Conversely, if n is a multiple of 2, it is clear that n^2 is a multiple of 2.


2) If n=6, then n cannot be divided by 12.
However if n is divided by 12, then n is the form of

n = 2*2*3*p*..*r (p,..,r are prime numbers)

and hence n is divided by 6.

1) Given: n^2 is a multiple of 2
Assume n is not a multiple of 2.

n = 2x+1
n^2 = (2x+1)^2 = 4x^2 + 4x + 1 = 4(x^2 + x) + 1
4(x^2 + x) + 1 is not a multiple of 2.
The assumption was false.

oh thanks guys! I get the how to prove number 1) but I'm still wary over the 2nd question. I just cant seem to get my head round it

This is the example we were given:

Decide whether this condition is necessary, sufficient or both.

If n is a positive integer and n is divisible by 6, n is divisible by 3.

p => q but q does not imply p as n = 3 is a counter example.

So p => q therefore:

=> n = 6a
=> n = 3b where b is 2a
=> n is divisible by 3

therefore q is necessary but not sufficient for p.

For the 2nd question I posted up, how do I prove it in that format?

Substitute 12 for 6 and 6 for 3.

ohh that simple?

Would the same apply to da format if:

statement a = n is divisible by 6 and

statement b = n is divisible by 9?

a => b but b does not => a since n = 9 is a counter example

Looks like you'll have to rely on yourself cookie.

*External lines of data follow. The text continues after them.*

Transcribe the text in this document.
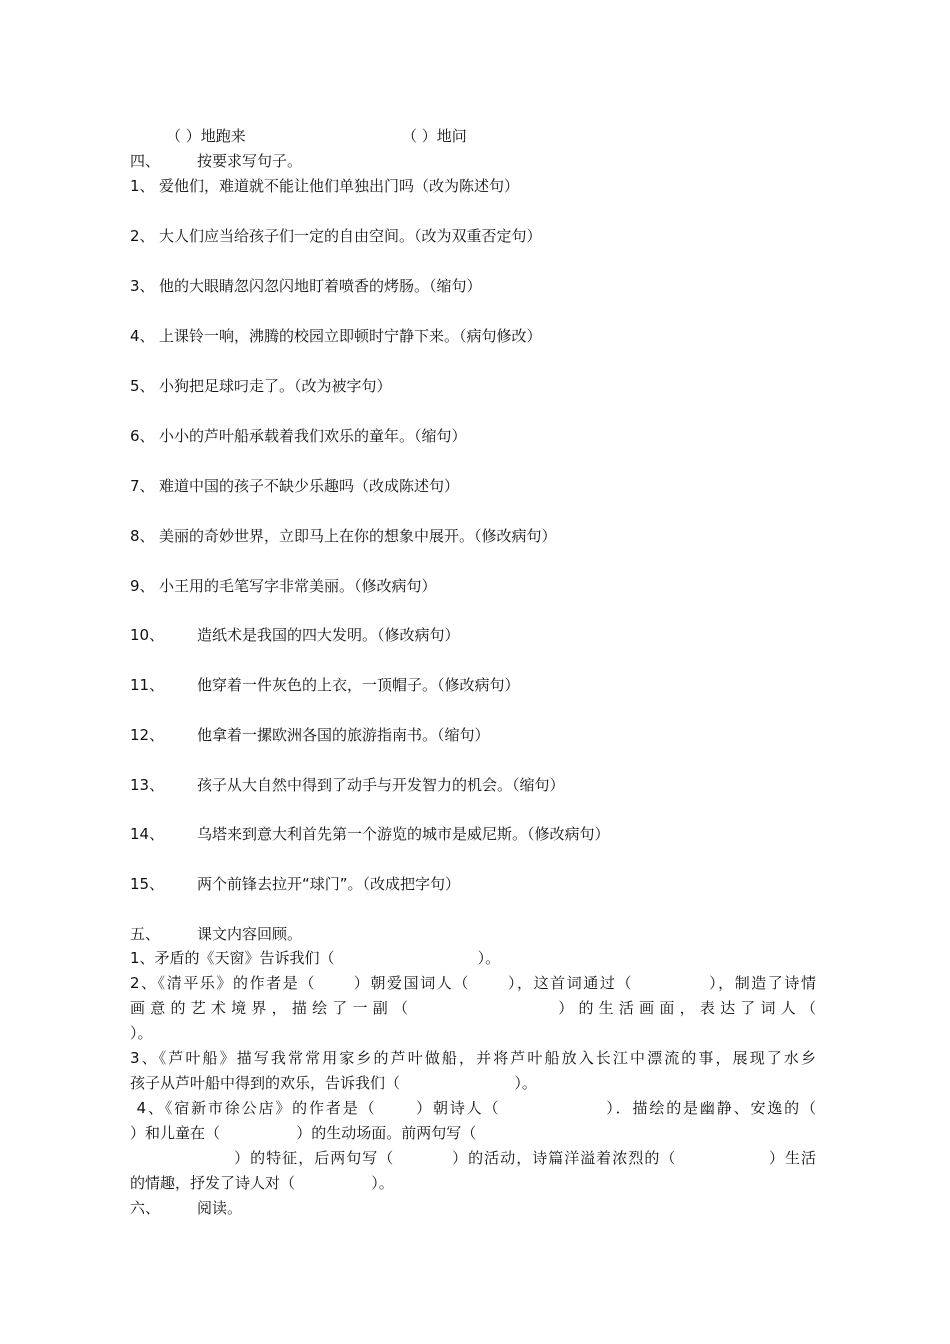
（ ）地跑来	（ ）地问
四、 按要求写句子。
1、 爱他们，难道就不能让他们单独出门吗（改为陈述句）
2、 大人们应当给孩子们一定的自由空间。（改为双重否定句）
3、 他的大眼睛忽闪忽闪地盯着喷香的烤肠。（缩句）
4、 上课铃一响，沸腾的校园立即顿时宁静下来。（病句修改）
5、 小狗把足球叼走了。（改为被字句）
6、 小小的芦叶船承载着我们欢乐的童年。（缩句）
7、 难道中国的孩子不缺少乐趣吗（改成陈述句）
8、 美丽的奇妙世界，立即马上在你的想象中展开。（修改病句）
9、 小王用的毛笔写字非常美丽。（修改病句）
10、 造纸术是我国的四大发明。（修改病句）
11、 他穿着一件灰色的上衣，一顶帽子。（修改病句）
12、 他拿着一摞欧洲各国的旅游指南书。（缩句）
13、 孩子从大自然中得到了动手与开发智力的机会。（缩句）
14、 乌塔来到意大利首先第一个游览的城市是威尼斯。（修改病句）
15、 两个前锋去拉开“球门”。（改成把字句）
五、 课文内容回顾。
1、矛盾的《天窗》告诉我们（                              ）。
2、《清平乐》的作者是（      ）朝爱国词人（      ），这首词通过（            ），制造了诗情
画 意 的 艺 术 境 界 ， 描 绘 了 一 副 （                              ） 的 生 活 画 面 ， 表 达 了 词 人 （
）。
3、《芦叶船》描写我常常用家乡的芦叶做船，并将芦叶船放入长江中漂流的事，展现了水乡
孩子从芦叶船中得到的欢乐，告诉我们（                        ）。
4、《宿新市徐公店》的作者是（      ）朝诗人（                ）．描绘的是幽静、安逸的（
）和儿童在（                ）的生动场面。前两句写（
）的特征，后两句写（          ）的活动，诗篇洋溢着浓烈的（                ）生活
的情趣，抒发了诗人对（                ）。
六、 阅读。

Can you think of any multiples of 6 that aren't multiples of 9?

Multiples of 6 are of the form

n = 2*3*p*..*q (p,..,q are primes)

and multiples of 9 are of the form

m = 3*3*r*..*s (r,..,s are primes)

and you can find multiples of 6 that are not multiples of 9 easily, e.g., 6, 12, 24, ..